SAN DIEGO — First-line treatment with ruxolitinib led to “clinically meaningful” positive results versus best available therapy in patients with high-risk polycythemia vera, according to data presented at ASH Annual Meeting.

The therapy had a notable improved impact on symptoms, according to a German team headed by Steffen Koschmieder, MD, head of the clinical hematology laboratory at University of Aachen, Germany.
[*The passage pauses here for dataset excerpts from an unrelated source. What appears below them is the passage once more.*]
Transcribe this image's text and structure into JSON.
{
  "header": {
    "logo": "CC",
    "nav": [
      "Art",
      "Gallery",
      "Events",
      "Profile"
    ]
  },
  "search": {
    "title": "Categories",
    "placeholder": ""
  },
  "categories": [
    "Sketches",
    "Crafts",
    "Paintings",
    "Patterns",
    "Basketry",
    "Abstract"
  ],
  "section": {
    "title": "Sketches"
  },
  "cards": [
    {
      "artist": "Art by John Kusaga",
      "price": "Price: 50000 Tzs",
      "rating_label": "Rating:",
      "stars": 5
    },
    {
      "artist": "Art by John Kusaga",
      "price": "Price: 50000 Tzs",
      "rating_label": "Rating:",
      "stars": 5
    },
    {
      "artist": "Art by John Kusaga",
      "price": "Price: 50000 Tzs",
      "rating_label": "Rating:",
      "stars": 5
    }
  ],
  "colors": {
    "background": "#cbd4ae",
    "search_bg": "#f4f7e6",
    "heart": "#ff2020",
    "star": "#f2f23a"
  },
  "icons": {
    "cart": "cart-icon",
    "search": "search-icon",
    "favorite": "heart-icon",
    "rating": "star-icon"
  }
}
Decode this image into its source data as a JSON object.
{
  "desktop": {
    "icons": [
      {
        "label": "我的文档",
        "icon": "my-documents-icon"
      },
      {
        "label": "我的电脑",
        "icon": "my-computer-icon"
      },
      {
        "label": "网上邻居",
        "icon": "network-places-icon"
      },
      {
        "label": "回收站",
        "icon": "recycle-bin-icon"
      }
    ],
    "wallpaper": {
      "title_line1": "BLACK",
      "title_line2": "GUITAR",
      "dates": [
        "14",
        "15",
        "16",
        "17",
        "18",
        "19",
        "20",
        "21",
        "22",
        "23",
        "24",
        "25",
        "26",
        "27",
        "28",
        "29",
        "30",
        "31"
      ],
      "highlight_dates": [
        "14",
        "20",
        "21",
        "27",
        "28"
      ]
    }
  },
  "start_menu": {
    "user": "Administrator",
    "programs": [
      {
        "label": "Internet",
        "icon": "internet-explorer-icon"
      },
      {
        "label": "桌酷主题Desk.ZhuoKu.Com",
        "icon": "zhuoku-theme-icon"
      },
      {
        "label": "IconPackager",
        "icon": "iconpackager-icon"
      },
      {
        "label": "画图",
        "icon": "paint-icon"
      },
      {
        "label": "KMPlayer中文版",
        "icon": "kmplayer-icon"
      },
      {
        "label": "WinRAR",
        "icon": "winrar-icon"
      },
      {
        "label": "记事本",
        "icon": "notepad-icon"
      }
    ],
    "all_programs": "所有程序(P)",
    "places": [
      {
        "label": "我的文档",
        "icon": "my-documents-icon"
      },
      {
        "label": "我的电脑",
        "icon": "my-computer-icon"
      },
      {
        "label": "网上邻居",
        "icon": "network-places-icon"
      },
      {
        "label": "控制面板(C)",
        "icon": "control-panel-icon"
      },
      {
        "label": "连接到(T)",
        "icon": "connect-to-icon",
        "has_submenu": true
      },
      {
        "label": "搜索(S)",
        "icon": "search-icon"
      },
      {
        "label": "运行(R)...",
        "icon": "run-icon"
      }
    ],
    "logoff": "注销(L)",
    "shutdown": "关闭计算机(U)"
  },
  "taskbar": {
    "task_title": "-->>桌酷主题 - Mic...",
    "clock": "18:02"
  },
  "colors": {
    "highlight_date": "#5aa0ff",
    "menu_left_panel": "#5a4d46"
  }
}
Ruxolitinib (Jakafi, Incyte) is currently approved in the European Union for patients with hydroxyurea-resistant or intolerant polycythemia vera, but hydroxyurea or ropeginterferon-alpha (Besremi, PharmaEssentia) is currently in practice as the first option.

As ruxolitinib had not been examined against best available therapy in patients with previously untreated polycythemia vera, Koschmieder’s team probed the difference, hypothesizing that ruxolitinib may have higher efficacy.

The randomized phase 2B RuxoBEAT trial — a multicenter, two-arm, open-label trial — had a target population of 190 patients in each arm and a primary endpoint of clinicohematologic complete response rate at 6 months.

By the 6-month mark, the RuxoBEAT data showed that patients in the ruxolitinib arm showed lower hematocrit, pruritus and fatigue, as well as fewer headaches, weight loss and abdominal discomfort.

While the best available therapy and ruxolitinib both displayed reduced platelet counts, white blood cell counts, hematocrit and phlebotomy rates, the best available therapy did not have the same effect on symptoms, and it did not show the impact on spleen size, hemoglobin levels or splenomegaly levels that ruxolitinib had.

Koschmieder noted that the trial is continuing and more patients are being enrolled.

Reference:

Koschmieder S, et al. Firstline treatment with ruxolitinib versus best available therapy in patients with polycythemia vera: Pre-specified interim analysis of the randomized phase 2b Ruxobeat clinical trial of the German study group for myeloproliferative neoplasms. Presented at: ASH Annual Meeting and Exposition; Dec. 9-12, 2023; San Diego.